Another thing that interests me, especially after having tried some of it at the media preview, is their baking program—the kitchen is striking because 90% of it could be any kitchen in Chicago, and then there’s the one difference: a gas-powered tandoor at the end of the line, for baking Indian breads, mostly by adhering them right to the stone wall of the tandoor, as if you were frying a pancake in space. Everyone is familiar with naan, the ubiquitous white-bread-of-India, but Sarkar makes references to several different forms of baking, including kulcha stuffed with fillings, or the rolls called pao or pav, which he has changed for, I guess, American tastes.
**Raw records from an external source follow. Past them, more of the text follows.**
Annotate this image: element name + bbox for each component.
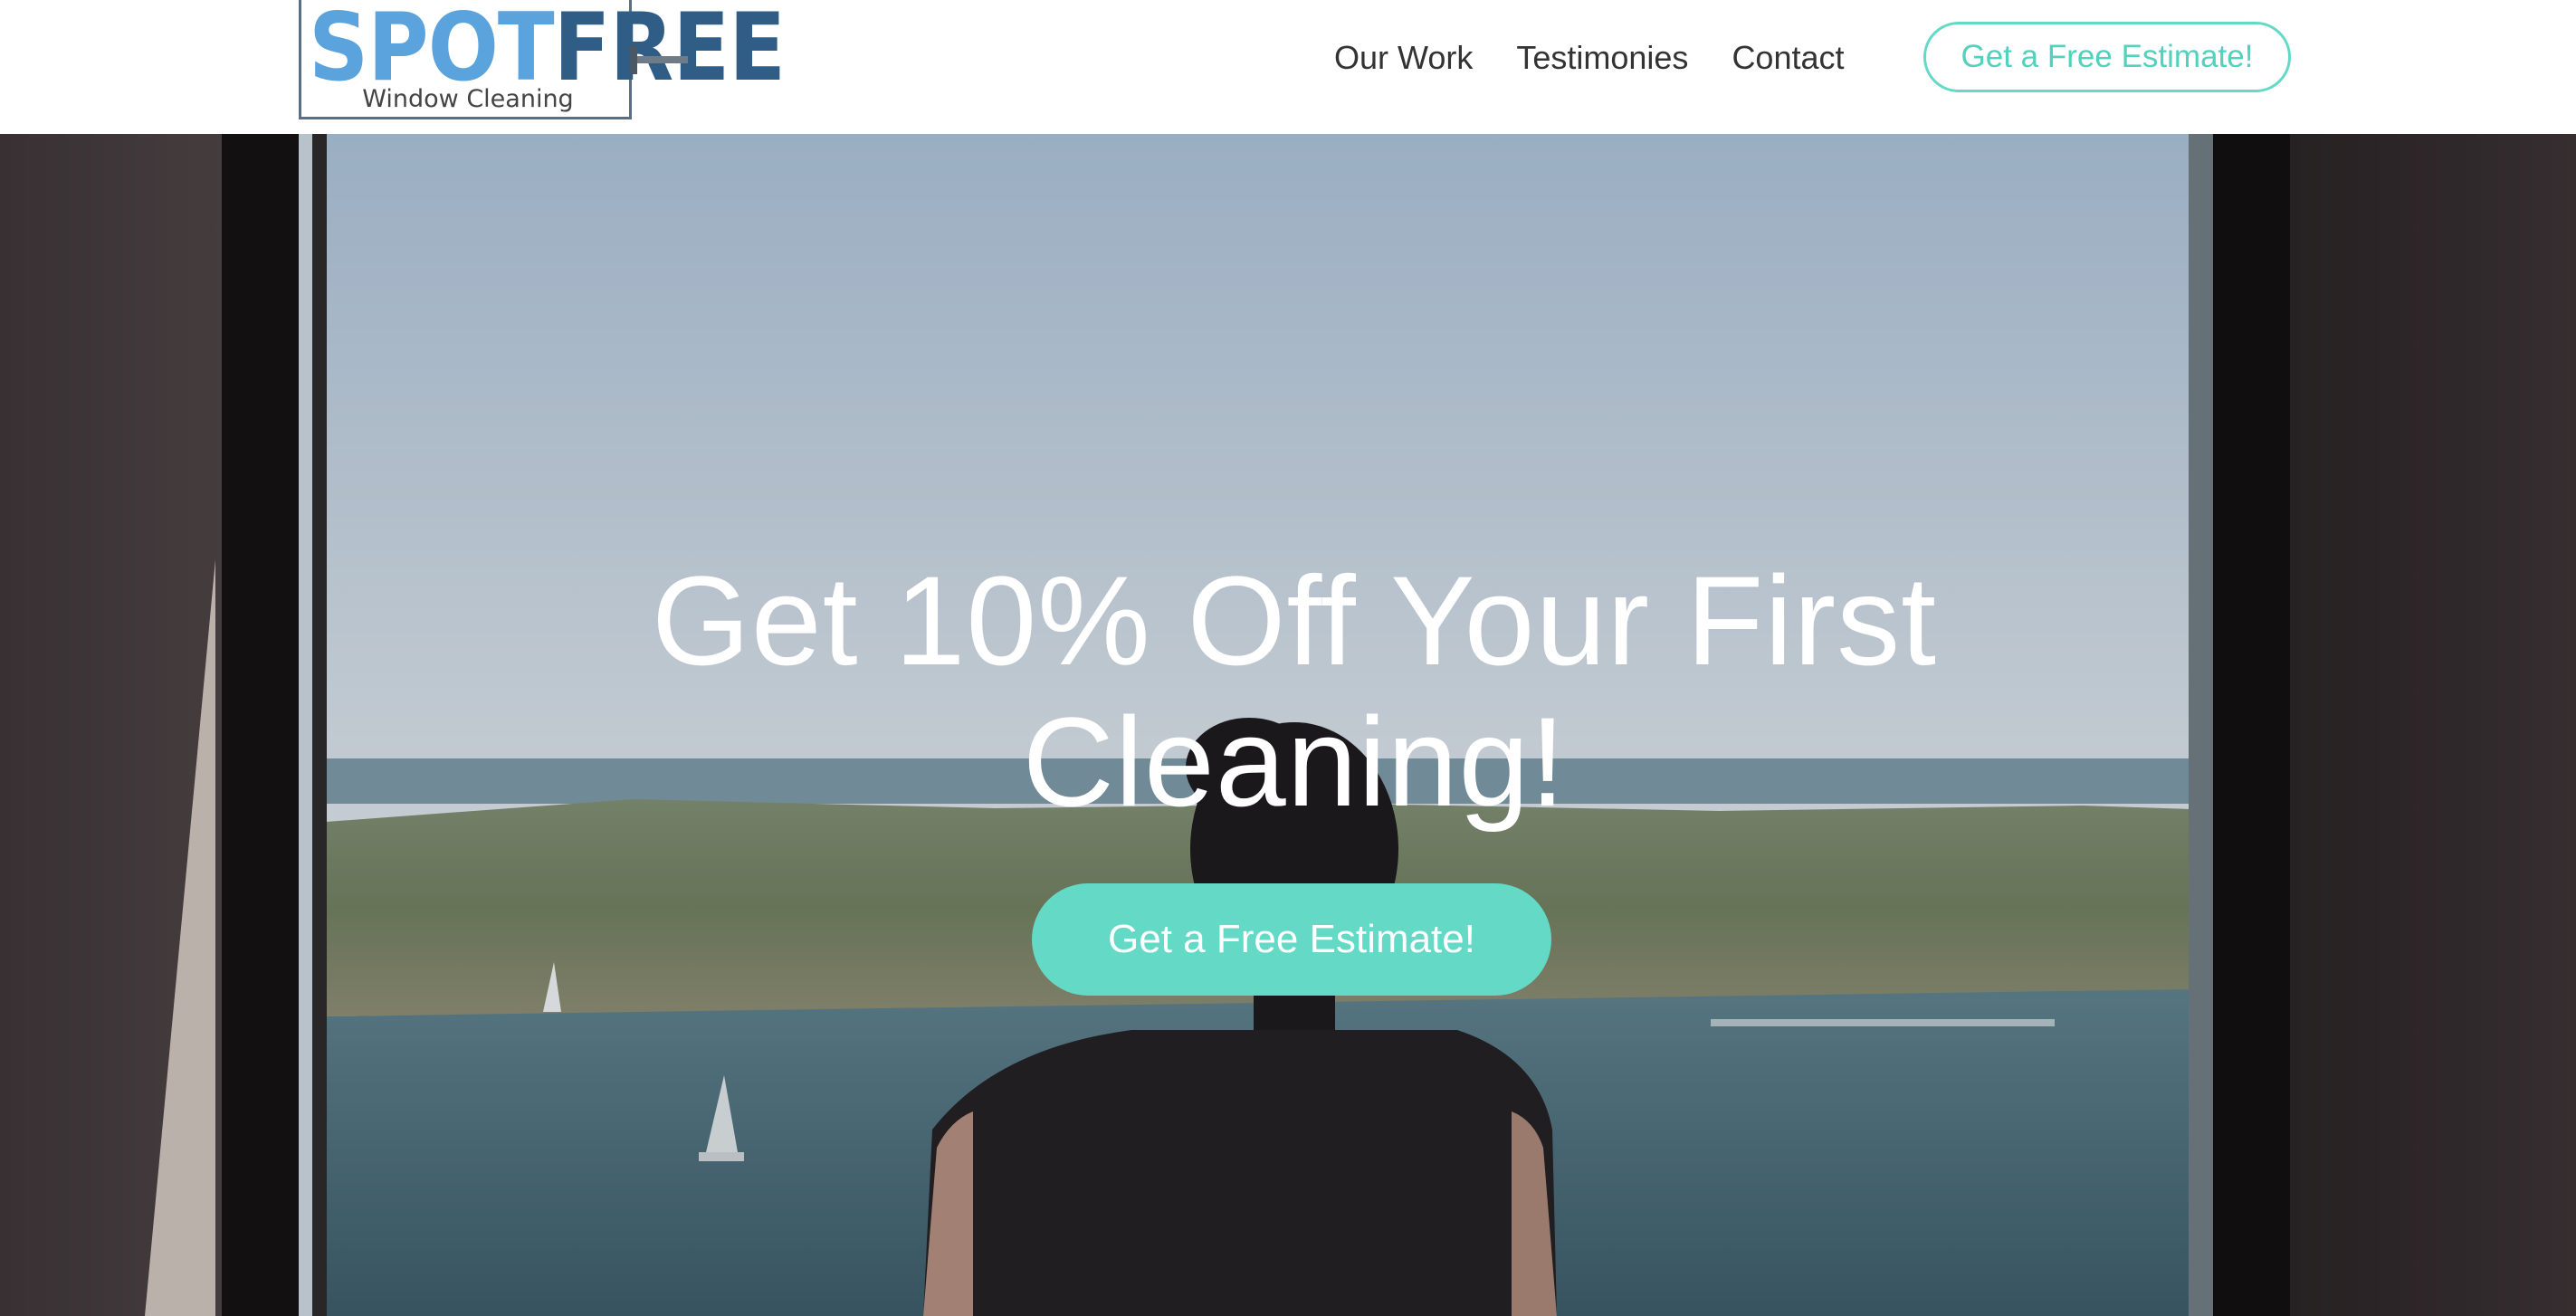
squeegee-icon <box>630 45 688 74</box>
logo-subtitle: Window Cleaning <box>362 85 574 113</box>
logo-frame: SPOTFREE Window Cleaning <box>299 0 786 119</box>
spotfree-logo[interactable]: SPOTFREE Window Cleaning <box>299 0 786 119</box>
hero-headline-line1: Get 10% Off Your First <box>651 549 1938 691</box>
hero-headline: Get 10% Off Your First Cleaning! <box>480 550 2109 833</box>
hero-free-estimate-button[interactable]: Get a Free Estimate! <box>1032 883 1551 996</box>
logo-wordmark: SPOTFREE <box>309 1 786 95</box>
site-header: SPOTFREE Window Cleaning Our Work Testim… <box>0 0 2576 134</box>
nav-link-contact[interactable]: Contact <box>1732 39 1844 77</box>
hero-headline-line2: Cleaning! <box>1022 691 1567 833</box>
main-nav: Our Work Testimonies Contact <box>1334 31 1888 85</box>
hero-section: Get 10% Off Your First Cleaning! Get a F… <box>0 134 2576 1316</box>
nav-link-testimonies[interactable]: Testimonies <box>1516 39 1688 77</box>
header-free-estimate-button[interactable]: Get a Free Estimate! <box>1923 22 2291 92</box>
nav-link-our-work[interactable]: Our Work <box>1334 39 1473 77</box>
“We upgraded the recipe a little bit, so it’s much lighter,” he explains. “It’s more like a brioche. Also we make one called taftan, it’s kind of a flatbread—you’re never going to see those kinds of things in an Indian restaurant here. We’re also going to make one called polli, from Goa. But we make all our breads in house, so they can go in the tandoor when you order them. Nothing is made before.”
Rooh seems well organized to introduce Chicagoans to Indian cuisine on a level more sophisticated and varied than the Devon buffets with their dozen endlessly repeated dishes—though there’s also a challenge in the rise of hipster fusion dishes, invented on the fly. At the same time, though, Sarkar stresses that the variety of Indian cooking is virtually endless. “In the West, you only see South Indian restaurants, there is nothing else. It’s not always about curry—there are hundreds of curries in India. But it is a name; there is nothing called curry.
“There is a story behind every dish. There is no recipe for Indian food. People try to put this in a book, but first thing, dal is a simple lentil preparation. At my house, how my Mom is still doing it—and we think we are the best—my next door neighbor does it completely different. It’s not recipe driven, it’s all about the story behind it.
“We are not saying we are the best, but I am trying to bring those flavors, as close to India as possible. So when I make the dal, the dal is different, the onion is different, your tomato is different. But the process is the same. Whatever we are doing, there is a process, there is a method, and nothing is random.
“It’s new, but trust me, this is the future of Indian cuisine,” he says. If it works out that way, he might get well known here yet.
Michael Gebert is the media Moghul of Fooditor.